Screening costs for HIV-negative individuals were calculated deterministically based on test characteristics. All patients incurred the initial screening costs. The small fraction (0.1%, determined by the test specificity) receiving a false positive result incurred costs for subsequent confirmatory testing and post-test counseling but not linkage to care. Patients testing negative on the initial test incurred post-test counseling costs if they received their results. Patients who did not return for their results incurred an administration cost. All costs except for the non-return cost were derived from Farnham (51).

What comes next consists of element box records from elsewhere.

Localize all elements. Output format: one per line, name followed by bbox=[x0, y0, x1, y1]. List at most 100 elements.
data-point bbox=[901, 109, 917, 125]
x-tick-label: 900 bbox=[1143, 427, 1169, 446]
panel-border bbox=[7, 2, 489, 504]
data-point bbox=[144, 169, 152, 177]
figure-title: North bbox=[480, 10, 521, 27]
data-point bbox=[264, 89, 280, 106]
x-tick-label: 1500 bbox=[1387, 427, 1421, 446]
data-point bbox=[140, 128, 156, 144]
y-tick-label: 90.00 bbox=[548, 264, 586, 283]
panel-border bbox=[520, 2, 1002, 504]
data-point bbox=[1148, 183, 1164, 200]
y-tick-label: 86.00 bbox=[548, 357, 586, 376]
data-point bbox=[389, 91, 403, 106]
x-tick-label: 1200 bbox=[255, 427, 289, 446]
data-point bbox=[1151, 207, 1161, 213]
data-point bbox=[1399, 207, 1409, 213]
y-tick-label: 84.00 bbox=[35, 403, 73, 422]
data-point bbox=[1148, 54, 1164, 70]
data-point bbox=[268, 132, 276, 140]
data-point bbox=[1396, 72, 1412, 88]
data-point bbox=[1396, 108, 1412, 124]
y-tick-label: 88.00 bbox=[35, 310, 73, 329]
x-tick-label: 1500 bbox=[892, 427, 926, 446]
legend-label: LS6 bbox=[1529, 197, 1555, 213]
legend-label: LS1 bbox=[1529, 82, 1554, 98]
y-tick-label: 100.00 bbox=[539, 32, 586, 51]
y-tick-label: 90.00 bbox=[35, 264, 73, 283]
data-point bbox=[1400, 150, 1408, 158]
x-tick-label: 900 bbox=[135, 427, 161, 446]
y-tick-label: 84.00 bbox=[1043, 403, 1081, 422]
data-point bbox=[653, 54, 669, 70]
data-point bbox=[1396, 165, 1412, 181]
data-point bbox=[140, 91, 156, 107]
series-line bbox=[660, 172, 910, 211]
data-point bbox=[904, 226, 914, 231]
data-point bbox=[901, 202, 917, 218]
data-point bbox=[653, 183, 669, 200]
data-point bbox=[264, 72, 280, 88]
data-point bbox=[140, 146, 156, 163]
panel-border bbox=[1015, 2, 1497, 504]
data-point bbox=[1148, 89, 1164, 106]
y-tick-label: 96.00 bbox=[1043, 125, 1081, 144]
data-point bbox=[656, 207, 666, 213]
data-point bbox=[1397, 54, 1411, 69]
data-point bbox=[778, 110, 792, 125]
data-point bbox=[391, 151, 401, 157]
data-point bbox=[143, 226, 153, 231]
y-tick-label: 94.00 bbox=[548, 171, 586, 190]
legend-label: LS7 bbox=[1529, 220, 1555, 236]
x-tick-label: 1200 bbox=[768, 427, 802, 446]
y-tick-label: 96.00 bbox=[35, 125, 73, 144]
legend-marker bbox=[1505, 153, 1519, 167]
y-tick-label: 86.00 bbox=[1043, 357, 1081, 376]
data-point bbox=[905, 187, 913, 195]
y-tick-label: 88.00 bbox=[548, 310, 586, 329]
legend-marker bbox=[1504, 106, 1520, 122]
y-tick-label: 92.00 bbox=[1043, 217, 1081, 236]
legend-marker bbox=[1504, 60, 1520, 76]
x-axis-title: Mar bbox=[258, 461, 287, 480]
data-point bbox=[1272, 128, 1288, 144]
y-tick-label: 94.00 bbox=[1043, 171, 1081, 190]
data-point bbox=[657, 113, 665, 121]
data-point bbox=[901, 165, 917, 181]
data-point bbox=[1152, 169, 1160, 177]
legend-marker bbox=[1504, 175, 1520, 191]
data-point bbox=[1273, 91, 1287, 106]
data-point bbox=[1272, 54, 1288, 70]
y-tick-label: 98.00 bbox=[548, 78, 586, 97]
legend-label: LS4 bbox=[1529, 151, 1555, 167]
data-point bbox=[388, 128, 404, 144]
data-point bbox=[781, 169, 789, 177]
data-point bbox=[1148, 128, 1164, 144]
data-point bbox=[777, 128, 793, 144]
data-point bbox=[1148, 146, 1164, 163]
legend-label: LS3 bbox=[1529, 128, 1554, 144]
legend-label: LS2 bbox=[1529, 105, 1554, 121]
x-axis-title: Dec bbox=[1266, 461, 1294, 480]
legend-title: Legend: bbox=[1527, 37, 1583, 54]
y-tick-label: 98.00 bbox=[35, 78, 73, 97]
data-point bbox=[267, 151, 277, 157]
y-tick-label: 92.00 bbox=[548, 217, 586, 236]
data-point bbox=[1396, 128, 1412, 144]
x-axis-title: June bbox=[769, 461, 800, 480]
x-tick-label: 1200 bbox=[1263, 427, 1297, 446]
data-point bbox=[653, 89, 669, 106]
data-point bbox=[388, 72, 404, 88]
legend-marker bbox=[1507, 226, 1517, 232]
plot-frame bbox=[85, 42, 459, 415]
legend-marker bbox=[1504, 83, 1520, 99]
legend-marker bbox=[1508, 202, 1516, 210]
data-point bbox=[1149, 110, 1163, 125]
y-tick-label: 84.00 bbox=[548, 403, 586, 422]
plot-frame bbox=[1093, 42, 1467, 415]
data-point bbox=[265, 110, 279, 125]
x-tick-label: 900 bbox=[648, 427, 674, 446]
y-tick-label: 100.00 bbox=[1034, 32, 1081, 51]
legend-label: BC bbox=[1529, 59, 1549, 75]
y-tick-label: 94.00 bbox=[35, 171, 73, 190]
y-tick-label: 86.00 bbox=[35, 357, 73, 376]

As described in the manuscript, we assumed that the treatment costs for all currently undetected patients (incident and “prevalent unaware”) were incurred by discretionary programs until they developed an OI or attained age 65, at which point their care was financed through an entitlement program. We used these markers as a proxy for gaining eligibility for Medicaid or Medicare on the basis of disability or age.
We allowed currently detected patients (“prevalent aware”) to start the simulation in either a discretionary or entitlement program. As with the incident and “prevalent unaware” cohorts, patients enrolled in a discretionary program became eligible for an entitlement program when they developed an OI or attained age 65. We used national data to assign the fraction of the “prevalent aware” cohort to each program. Among patients currently enrolled in HIVRN, 28.7% receive care financed by RW or are uninsured, and 55.9% receive care through Medicare or Medicaid (39). Using the calculation method described above, we estimated that 241,000 of the “prevalent aware” cases were eligible for care through a discretionary program at the start of the simulation, and that the remaining 470,000 were immediately eligible for care through Medicare or Medicaid.
We differentiated between discretionary and entitlement costs using two sets of simulations. The first set of simulations tracked all costs. The second set of simulations used identical inputs except that costs terminated in the month following detection with an OI or attainment of age 65. This second set of simulations represented costs to discretionary programs. The difference between these cost outlays represents the costs to entitlement programs.